Vous tournez la tête quand vous voyez une affiche représentant deux hommes s’embrassant, vous déplorez qu’on enseigne aux enfants qu’ils sont peut-être des homosexuels qui s’ignorent et qu’ils doivent se poser des questions sur leur orientation? Vous croyez que l’hétérosexualité est la seule forme saine du développement de l’identité sexuelle? Allez, un peu de sens civique, allez vous dénoncer…
 
Un nouveau registre de surveillance est mis en place, rappelant les expériences communistes de délations et de contrôle de la libre parole en U.R.S.S. On y consignera tout les gestes, attitudes, paroles « homophobes » que vous pourriez laisser percevoir. Vous vous sentez en sécurité? Vous croyez que même si vous n’appréciez pas l’homosexualité, votre respect et amitié des personnes homosexuelles vous sauvera? Comment avez-vous pu penser un instant que votre refus d’approuver l’homosexualité comme mode de vie à proposer à vos enfants n’était pas un délit grave d’homophobie? De quelle planète venez-vous? Vous êtes en 2012, au Québec, le seul endroit au monde où existe un tel registre selon le président de Gai-Écoute, Laurent McCutcheon.
 
Homophobe vous êtes si vous prononcez une parole ou posez un acte négatif à l’endroit de l’homosexualité en général ou pire encore si vous êtes JOURNALISTE et produisez une couverture médiatique inappropriée! Et vive la liberté d’expression!
 
Gai écoute vous voit aussi, ne l’oubliez plus. Alors allez, vous pouvez vous dénoncer vous-même de façon anonyme sur le site de gai écoute qui répertorie tout les gestes ou pensées malheureux, venues d’un autre âge, que vous pourriez émettre. Ne désespérez pas, ils pourront vous rééduquer à tout âge!
 
Pour que le message soit très clair, c’est-à-dire pour que vous le compreniez bien, l’inspecteur chef Johanne Paquin et le commandant Alain Gagnon, de la SPVM, le service de police de la ville de Montréal, accompagnaient le président de Gai-Écoute lors de la conférence de presse sur la mise en place du réseau de délations, réseau soutenu financièrement par le ministère de la Justice.
 
Cessons maintenant de plaisanter. Bien que ce réseau serve uniquement à des fins statistiques, il met en place un pouvoir de contrôle de la population qui sert d’avertissement, la présence de policiers sur place, l’affirmation du ministre de la Justice Fournier voulant « conscientiser » la population ne trompe pas.

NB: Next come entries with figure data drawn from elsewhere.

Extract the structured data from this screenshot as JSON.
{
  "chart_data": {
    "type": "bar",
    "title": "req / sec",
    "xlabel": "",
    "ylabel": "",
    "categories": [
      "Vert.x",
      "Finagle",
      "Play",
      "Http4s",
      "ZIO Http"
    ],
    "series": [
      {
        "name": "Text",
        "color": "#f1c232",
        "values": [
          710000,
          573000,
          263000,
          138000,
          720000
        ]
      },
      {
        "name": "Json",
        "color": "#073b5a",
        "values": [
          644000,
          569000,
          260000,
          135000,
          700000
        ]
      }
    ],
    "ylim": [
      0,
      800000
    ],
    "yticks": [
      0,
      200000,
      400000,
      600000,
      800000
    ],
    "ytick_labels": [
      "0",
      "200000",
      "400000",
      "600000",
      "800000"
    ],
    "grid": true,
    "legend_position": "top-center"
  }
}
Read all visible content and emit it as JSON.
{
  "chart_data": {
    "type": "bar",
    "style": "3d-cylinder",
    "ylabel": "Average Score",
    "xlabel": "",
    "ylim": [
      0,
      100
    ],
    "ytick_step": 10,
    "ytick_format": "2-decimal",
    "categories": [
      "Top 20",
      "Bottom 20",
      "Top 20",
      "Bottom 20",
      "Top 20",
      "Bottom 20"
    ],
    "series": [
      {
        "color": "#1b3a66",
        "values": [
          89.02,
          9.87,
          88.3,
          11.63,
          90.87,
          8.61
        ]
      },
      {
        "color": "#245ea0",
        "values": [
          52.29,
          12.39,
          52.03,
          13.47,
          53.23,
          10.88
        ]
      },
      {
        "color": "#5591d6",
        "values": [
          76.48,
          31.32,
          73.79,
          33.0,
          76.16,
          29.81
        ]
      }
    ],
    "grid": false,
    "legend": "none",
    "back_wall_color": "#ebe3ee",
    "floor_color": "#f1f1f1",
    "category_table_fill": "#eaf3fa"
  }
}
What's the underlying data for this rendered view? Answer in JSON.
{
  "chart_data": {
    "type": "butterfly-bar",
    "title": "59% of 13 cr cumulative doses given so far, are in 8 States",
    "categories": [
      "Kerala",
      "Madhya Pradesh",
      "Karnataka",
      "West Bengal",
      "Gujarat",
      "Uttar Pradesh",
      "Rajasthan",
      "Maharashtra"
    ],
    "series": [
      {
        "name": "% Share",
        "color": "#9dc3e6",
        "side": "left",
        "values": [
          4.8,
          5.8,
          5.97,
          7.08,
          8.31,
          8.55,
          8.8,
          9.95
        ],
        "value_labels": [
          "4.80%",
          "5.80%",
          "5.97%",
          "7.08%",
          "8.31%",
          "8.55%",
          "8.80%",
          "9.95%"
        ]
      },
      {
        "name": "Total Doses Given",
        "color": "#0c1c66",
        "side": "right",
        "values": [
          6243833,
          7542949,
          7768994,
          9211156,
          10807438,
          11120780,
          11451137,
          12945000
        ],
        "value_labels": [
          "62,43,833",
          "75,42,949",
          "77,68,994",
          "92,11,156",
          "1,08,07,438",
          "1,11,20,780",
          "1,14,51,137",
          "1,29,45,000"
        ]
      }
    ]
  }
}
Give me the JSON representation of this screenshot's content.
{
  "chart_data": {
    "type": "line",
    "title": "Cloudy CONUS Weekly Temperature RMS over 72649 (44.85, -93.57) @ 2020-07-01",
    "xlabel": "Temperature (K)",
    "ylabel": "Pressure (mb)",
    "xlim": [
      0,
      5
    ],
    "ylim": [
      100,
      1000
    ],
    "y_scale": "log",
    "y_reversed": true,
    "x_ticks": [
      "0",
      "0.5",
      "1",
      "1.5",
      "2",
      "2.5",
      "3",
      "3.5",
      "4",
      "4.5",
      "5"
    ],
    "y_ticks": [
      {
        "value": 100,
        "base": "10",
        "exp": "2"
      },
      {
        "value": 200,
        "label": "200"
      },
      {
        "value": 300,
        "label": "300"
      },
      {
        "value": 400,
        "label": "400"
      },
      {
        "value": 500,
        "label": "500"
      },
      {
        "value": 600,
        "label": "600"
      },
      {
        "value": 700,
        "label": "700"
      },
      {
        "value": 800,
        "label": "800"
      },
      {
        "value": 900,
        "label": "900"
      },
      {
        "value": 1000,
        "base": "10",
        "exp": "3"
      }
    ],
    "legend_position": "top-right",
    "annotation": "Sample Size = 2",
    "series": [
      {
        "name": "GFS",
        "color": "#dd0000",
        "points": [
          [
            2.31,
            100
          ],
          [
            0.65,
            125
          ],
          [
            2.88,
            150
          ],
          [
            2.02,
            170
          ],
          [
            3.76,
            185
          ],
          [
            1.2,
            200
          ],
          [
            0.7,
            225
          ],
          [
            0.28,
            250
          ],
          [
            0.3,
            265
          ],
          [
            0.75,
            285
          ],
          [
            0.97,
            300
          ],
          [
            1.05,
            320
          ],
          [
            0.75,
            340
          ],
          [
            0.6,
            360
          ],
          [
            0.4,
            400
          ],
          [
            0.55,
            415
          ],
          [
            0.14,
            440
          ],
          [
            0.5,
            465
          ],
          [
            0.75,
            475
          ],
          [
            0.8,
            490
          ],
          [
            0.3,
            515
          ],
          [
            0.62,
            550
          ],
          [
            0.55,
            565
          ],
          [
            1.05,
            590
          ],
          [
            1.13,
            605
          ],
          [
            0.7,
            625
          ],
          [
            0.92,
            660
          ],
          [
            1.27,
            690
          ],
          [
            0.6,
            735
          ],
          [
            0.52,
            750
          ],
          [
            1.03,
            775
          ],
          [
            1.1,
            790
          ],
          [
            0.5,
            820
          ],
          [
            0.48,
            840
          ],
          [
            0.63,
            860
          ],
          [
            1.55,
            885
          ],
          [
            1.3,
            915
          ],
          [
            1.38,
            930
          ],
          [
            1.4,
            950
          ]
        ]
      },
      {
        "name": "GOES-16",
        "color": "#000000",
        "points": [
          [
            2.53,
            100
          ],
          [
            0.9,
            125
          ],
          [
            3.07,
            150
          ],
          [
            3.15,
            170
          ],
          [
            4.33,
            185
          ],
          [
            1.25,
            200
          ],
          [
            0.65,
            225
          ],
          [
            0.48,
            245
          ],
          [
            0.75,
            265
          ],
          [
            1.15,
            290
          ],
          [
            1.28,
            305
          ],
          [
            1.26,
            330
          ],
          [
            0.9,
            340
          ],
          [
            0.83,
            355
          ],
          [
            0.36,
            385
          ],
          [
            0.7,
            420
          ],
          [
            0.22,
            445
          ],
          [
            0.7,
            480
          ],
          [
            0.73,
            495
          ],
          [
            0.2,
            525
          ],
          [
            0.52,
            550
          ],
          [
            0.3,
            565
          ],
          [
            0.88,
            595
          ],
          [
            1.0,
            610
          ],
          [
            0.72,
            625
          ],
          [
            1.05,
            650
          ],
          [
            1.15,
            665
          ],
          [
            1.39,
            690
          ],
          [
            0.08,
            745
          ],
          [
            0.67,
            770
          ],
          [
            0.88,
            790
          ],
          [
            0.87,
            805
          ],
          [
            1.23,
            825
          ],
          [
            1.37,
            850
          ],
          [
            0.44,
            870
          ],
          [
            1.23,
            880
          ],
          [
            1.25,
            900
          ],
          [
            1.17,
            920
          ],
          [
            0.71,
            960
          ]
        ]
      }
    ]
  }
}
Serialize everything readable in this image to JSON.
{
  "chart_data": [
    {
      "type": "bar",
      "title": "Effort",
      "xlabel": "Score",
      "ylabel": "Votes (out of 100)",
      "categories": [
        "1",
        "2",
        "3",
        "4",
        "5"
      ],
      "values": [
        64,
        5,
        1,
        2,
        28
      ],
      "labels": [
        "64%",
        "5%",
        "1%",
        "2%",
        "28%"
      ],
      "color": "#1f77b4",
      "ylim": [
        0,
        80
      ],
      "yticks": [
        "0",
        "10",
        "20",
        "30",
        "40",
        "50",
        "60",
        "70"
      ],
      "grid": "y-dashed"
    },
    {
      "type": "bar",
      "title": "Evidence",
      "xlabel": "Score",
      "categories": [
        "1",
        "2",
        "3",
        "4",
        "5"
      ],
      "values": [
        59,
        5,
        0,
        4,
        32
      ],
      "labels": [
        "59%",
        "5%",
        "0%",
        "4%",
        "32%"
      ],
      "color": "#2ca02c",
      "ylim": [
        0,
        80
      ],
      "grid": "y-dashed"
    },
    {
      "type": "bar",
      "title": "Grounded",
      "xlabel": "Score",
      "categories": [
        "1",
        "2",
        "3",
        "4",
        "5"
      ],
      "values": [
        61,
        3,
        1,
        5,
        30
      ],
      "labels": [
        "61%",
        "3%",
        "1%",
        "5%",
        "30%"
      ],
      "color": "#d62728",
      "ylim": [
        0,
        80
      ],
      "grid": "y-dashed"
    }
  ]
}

Il y a certaines choses auxquelles vous n’avez plus le droit même de penser…
 
Vive le Québec Libre! Vive ma patrie où l’on peut s’exprimer dans le respect, où la liberté de presse existe, où pas un journaliste ne risque la prison pour ses écrits respectueux, mais aux opinions divergentes de la police de la pensée!
 
Doit-on ajouter à ce cri de joie et de liberté, les mots « JE ME SOUVIENS »?
 
"Tout individu a droit à la liberté d'opinion et d'expression, ce qui implique le droit de ne pas être inquiété pour ses opinions et celui de chercher, de recevoir et de répandre, sans considérations de frontières, les informations et les idées par quelque moyen d'expression que ce soit."
 
(Article 19 de la déclaration universelle des droits de l'homme)
(Je revendique l'honneur d'être le premier fiché pour "campagne médiatique inappropriée")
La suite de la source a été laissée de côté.